Colleagues,
Over the past year, the COVID-19 pandemic has continued to affect the dissemination of critical clinical study findings. Congresses and meetings that were previously held live, including those hosted by the American Society of Clinical Oncology (ASCO) and the European Society for Medical Oncology, have shifted to virtual meetings. These virtual formats may make it more challenging to reach intended audiences. Nonetheless, cutting-edge research and advances in unresectable renal-cell carcinoma (RCC) treatment and management have continued at an unprecedented pace. This Year in Review series attempts to ameliorate the effects of COVID-19–related shifts in attendance at meetings by presenting effective and timely information on therapeutic advances in oncology to clinicians engaged in cancer care delivery and research.
This edition of Year in Review is focused on advanced RCC, with an emphasis on updates in the management of relapsed/refractory disease. Over the past 3 years, the US Food and Drug Administration has approved a host of novel treatment combinations in the frontline setting: nivolumab plus ipilimumab (2018), pembrolizumab plus axitinib (2019), nivolumab plus cabozantinib (January 2021), and pembrolizumab plus lenvatinib (August 2021). With these approvals comes considerable excitement for improving survival in patients with advanced RCC, but they also introduce new clinical challenges, including selection and sequencing of treatments in second and subsequent lines of therapy. This clinical process is made even more complex by the March 2021 approval of the novel tyrosine kinase inhibitor (TKI) tivozanib for adults with relapsed or refractory RCC following ≥2 previous systemic therapies, introducing an additional agent for clinicians to consider.
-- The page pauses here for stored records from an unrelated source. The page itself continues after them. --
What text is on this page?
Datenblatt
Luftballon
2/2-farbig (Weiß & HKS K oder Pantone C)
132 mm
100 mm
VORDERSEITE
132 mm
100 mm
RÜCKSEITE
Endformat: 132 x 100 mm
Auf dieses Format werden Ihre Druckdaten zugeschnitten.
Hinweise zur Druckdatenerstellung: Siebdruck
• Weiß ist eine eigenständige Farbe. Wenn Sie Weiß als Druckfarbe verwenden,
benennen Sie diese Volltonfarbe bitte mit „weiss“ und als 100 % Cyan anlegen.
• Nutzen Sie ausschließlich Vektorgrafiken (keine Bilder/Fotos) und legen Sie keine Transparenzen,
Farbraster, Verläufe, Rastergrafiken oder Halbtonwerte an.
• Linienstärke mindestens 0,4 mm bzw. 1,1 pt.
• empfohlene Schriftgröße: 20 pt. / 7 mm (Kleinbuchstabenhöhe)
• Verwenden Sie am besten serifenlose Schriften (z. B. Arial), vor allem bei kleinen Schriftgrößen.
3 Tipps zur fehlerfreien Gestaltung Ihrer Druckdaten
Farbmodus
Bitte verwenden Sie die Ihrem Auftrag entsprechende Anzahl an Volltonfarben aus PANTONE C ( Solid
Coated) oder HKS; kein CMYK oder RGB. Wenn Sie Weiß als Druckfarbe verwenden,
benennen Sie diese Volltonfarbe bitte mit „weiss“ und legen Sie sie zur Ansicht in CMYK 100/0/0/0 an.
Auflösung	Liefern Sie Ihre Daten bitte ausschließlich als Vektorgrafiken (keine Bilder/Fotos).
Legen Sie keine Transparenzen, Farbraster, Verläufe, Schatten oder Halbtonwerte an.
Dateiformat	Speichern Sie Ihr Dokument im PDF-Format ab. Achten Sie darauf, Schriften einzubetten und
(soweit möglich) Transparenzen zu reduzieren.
The 2021 US Food and Drug Administration approvals of first-line TKI/immuno-oncology combinations were based on the results of large phase 3 clinical trials. The CheckMate-9ER clinical trial results found that nivolumab in combination with cabozantinib significantly improved progression-free survival (PFS) and overall survival versus treatment with the TKI sunitinib. Similarly, the CLEAR clinical trial compared pembrolizumab plus lenvatinib with sunitinib and showed significant PFS and overall survival advantages with the combination therapy.
With these approvals, there has been considerable interest in the positioning of subsequent lines of therapy. Most recently, the TIVO-3 clinical trial showed that tivozanib improved PFS and overall response rate versus sorafenib in 2020. Subgroup and post-hoc analyses of TIVO-3 provide additional information regarding the appropriate use of tivozanib, and initial real-world data have begun to emerge. In presentations at ASCO this year, additional follow-up of TIVO-3 revealed that tivozanib was associated with continued PFS benefits along with a higher response rate and more durable responses than sorafenib. In addition, tivozanib was associated with fewer all-grade and grade 3 adverse events despite longer durations of drug exposure. In a subgroup analysis, tivozanib showed better tolerability than sorafenib regardless of patient age or previous exposure to immuno-oncology therapy.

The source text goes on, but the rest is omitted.